Berkeley HeartLab

LPA-Intron 25 Genotype Test

LPA-Intron 25 genotyping helps predict risk of Coronary Heart Disease (CHD)^1-3

Carriers of the LPA-Intron 25 gene variant have been shown to have an increased risk of CHD compared with noncarriers in studied populations.^a The association of LPA-Intron 25 with CHD was reported to be independent of age, gender, and the LPA 4399Met genotype (LPA-Aspirin).^1,8

What is LPA-Intron 25?

The LPA-Intron 25 polymorphism^b is associated with risk of CHD. This polymorphism is an intron of the LPA gene, which encodes the apolipoprotein(a) component of the Lp(a) particle.

Risk Associated with the LPA-Intron 25 Genotype

Results from a meta-analysis of several studies:¹

LPA-Intron 25 carriers had a 1.47x increased risk of CHD compared to noncarriers^c
This risk was independent of traditional risk factors^1,8

Potential Clinical Implications

LPA-Intron 25 carriers may have increased risk of CHD. These test results may help health care providers take steps to characterize and reduce other risk factors that can contribute to the initiation or progression of heart disease.
Lp(a) levels may vary depending on physiological status,^4-7 so clinicians may choose to monitor this risk factor over time. LPA-Intron 25 is a one-time genetic test.
Knowledge of LPA-Intron 25 carrier status and associated increased risk may also help health care providers increase patients' adherence to treatment recommendations.^d

Patients who carry a LPA-Intron 25 risk variant will not invariably develop CHD. Similarly, patients who do not carry LPA-Intron 25 risk variants are not immune to developing CHD.

The LPA-Intron 25 Genotype Test was developed and its performance characteristics were determined by Berkeley HeartLab, a CLIA-certified and CAP-accredited laboratory. It has not been cleared or approved by the FDA.

a. Study populations predominantly consisted of Caucasian men and women in Europe. LPA-Intron 25 associated-risk has not been studied in African American, Mexican American or East Asian populations. However, carrier frequencies in these ethnic groups are approximately 2% in African American and Mexican American populations, and ≤1% in East Asian populations.
b. The LPA-Intron 25 polymorphism is referred to as rs10455872 in research studies.

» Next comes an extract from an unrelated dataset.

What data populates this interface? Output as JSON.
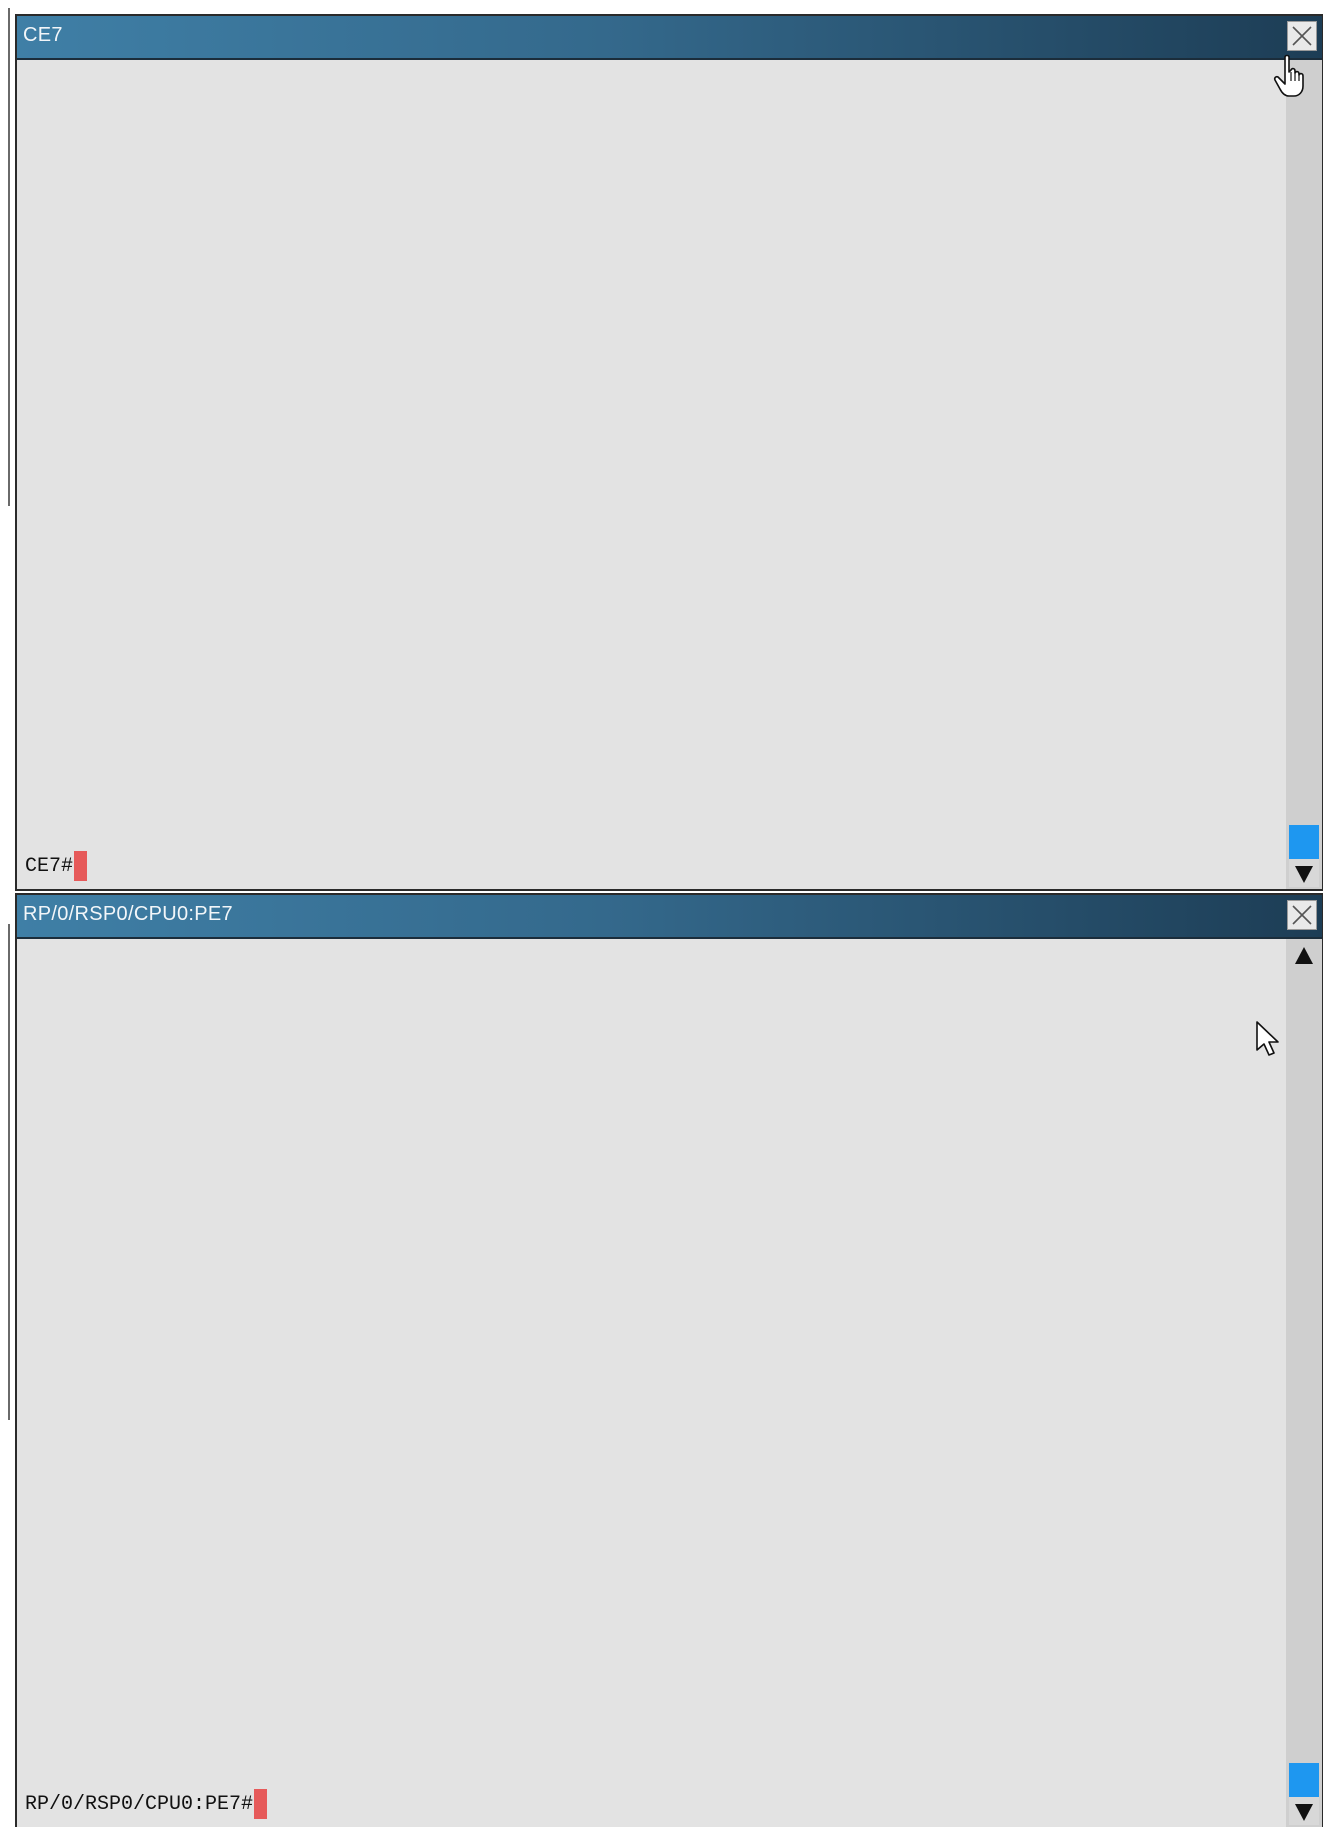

c. Compared with noncarriers, patients who carry one copy of the c allele are expected to have 1.47x increased risk, those who carry two copies of the c allele are expected to have about 2.2x increased risk (based on an additive model by Clarke et al¹).

d. To date, there are no data to support increased medication compliance based on knowledge of LPA-Intron 25 carrier status.

References

Clarke, R, et al. Genetic Variants Associated with Lp(a) Lipoprotein Level and Coronary Disease. N Engl J Med. 2009;361:2518-2528.
Shiffman, D, et al. Single Variants can Explain the Association Between Coronary Heart Disease and Haplotypes in the Apolipoprotein(a) Locus. Atherosclerosis. 2010;212:193-196.
Hopewell, J, et al. Lipoprotein(a) Genetic Variants Associated with Coronary and Peripheral Vascular Disease but Not with Stroke Risk in the Heart Protection Study. Circ Cardiovasc Genet. 2011;4:68-73.
Ladenson, P, et al. Use of the Thyroid Hormone Analogue Eprotirome in Statin-Treated Dyslipidemia. 2010;362:906-916.
Hernandez,C, et al. Biological Variation of Lipoprotein(a) in a Diabetic Population. Analysis of the Causes and Clinical Implications. Clin Chem Lab Med. 2003;41(8):1075-80.
Nazir DJ, McQueen MJ. Monthly Intra-individual Variation in Lipoprotein(a) in 22 Normal Subjects over 12 months. Clin Biochem. 1997;30(2):163-70.
Garnotel, R, et al. Long-term Variability of Serum Lipoprotein(a) Concentrations in Healthy Fertile Women. Clin Chem Lab Med. 1998;36(5):317-21.
Damani, SB and Topol, EJ. Emerging Genomic Applications in Coronary Artery Disease. JACC Cardiovasc Interv. 2011;4(5):473-82.